Air injection-based processes have drawn attention over the years as an enhanced oil recovery (EOR) technique due to the high thermal efficiency and the unlimited availability and low cost of the air. A key challenge for the application of the process is the poor understanding of the reaction kinetics. Without reliable knowledge about the mechanics of the kinetic reaction, the performance of the air injection-based EOR process cannot be accurately predicted. Experimental studies are necessary to understand various aspects of the mechanisms of the process. This study focuses on the study of chemical reactions and their kinetics in a light oil carbonate reservoir in Mexico. Two air injection thermal analysis techniques were used: Accelerating Rate Calorimeter (ARC) and Ramped Temperature Oxidation (RTO). Five ARC tests and three RTO tests were performed on oil and core samples from the target reservoir to analyze the behaviour of a dolomite core and fluid system while injecting air. Based on the analysis of the experimental data, it was concluded that the studied reservoir is suitable for the application of the High-Pressure Air Injection process.
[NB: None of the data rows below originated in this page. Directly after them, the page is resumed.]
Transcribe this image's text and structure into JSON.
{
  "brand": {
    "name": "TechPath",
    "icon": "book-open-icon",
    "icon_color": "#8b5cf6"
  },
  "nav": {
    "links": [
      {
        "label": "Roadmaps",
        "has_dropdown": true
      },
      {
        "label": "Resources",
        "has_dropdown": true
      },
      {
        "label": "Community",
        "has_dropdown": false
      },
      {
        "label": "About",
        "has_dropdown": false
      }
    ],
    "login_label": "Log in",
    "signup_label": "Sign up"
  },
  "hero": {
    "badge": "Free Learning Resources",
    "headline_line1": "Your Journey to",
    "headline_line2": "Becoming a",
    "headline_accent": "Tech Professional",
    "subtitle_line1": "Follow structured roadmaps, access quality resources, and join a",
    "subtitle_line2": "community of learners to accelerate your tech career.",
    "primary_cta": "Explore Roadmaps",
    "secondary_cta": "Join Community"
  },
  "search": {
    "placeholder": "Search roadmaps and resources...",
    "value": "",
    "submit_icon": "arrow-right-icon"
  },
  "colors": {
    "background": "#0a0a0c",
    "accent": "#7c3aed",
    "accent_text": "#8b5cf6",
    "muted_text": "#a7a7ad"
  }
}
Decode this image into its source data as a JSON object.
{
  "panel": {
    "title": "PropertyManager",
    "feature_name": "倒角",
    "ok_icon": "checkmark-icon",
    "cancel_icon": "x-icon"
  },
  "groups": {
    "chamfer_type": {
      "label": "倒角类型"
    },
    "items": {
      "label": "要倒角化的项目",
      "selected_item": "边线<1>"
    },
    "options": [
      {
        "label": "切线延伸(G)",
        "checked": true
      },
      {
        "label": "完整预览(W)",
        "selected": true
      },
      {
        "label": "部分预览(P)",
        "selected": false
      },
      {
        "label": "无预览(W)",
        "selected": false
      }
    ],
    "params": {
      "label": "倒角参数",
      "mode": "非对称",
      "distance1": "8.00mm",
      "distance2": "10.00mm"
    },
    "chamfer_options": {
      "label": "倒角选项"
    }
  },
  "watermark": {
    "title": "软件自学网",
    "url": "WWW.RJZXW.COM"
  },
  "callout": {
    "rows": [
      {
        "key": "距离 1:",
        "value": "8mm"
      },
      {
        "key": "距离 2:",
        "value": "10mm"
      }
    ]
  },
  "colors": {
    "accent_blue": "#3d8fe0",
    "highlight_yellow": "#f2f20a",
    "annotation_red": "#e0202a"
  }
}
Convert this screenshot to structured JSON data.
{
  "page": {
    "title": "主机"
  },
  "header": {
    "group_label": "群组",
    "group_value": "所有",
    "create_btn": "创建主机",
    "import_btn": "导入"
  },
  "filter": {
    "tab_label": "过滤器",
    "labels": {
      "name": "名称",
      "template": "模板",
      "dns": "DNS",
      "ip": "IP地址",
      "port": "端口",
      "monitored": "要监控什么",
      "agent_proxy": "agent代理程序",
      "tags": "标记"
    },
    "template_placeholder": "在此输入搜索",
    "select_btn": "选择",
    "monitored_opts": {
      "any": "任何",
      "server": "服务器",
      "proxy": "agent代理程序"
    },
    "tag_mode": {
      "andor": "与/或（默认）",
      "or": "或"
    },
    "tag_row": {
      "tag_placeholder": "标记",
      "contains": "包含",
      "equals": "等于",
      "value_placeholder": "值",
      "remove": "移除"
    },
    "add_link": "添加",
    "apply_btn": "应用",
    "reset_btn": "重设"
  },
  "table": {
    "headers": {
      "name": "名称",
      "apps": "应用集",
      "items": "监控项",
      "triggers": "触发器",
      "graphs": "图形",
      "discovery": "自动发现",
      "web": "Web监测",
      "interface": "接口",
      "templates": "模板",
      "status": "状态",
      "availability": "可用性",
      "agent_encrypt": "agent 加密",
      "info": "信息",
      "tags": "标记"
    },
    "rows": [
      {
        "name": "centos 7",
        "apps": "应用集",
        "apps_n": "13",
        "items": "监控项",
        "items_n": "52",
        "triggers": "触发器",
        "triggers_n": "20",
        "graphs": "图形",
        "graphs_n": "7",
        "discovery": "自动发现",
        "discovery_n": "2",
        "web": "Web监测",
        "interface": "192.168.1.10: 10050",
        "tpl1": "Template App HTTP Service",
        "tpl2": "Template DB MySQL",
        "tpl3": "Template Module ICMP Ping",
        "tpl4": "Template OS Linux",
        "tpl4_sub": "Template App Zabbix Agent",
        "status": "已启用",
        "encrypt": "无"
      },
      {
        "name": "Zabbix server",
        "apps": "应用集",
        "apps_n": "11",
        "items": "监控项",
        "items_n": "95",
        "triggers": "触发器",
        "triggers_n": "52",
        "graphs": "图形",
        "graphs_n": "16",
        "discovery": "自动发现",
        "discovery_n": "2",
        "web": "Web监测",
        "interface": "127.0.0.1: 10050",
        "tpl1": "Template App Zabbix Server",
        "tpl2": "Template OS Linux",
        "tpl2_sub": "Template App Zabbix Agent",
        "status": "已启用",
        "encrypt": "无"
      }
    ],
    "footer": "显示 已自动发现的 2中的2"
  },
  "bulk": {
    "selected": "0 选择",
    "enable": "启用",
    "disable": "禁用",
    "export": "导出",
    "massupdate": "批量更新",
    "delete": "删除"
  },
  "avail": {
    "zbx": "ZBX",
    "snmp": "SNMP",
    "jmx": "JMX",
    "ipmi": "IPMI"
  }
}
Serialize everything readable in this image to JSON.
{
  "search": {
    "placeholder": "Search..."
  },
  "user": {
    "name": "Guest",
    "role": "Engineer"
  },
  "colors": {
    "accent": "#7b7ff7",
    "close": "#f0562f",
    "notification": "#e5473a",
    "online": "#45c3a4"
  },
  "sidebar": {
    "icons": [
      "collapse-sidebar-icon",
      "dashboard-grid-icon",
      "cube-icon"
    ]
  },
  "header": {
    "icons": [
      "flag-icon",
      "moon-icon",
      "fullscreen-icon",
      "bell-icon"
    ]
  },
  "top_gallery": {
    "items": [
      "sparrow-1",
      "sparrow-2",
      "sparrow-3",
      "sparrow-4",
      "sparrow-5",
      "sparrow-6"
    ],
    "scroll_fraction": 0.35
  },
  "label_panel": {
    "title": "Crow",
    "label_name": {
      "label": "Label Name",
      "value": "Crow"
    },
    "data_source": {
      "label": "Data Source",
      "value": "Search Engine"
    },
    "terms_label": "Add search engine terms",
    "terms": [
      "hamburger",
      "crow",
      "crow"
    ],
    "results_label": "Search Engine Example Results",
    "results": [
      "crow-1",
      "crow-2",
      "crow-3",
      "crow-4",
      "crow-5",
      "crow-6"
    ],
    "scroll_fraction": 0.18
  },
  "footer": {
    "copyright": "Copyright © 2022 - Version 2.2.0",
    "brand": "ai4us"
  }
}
ARC tests demonstrated that the oil and core system was reactive and the reactivity of the oil during isoage tests suggested the reservoir was a candidate for self-ignition. RTO tests evaluated the oxidation characteristics of the oil. The temperature range where the oil and core reacted with air in all the experiments corresponded to bond-scission reactions for light oils. Calculations of kinetic parameters are discussed in this study.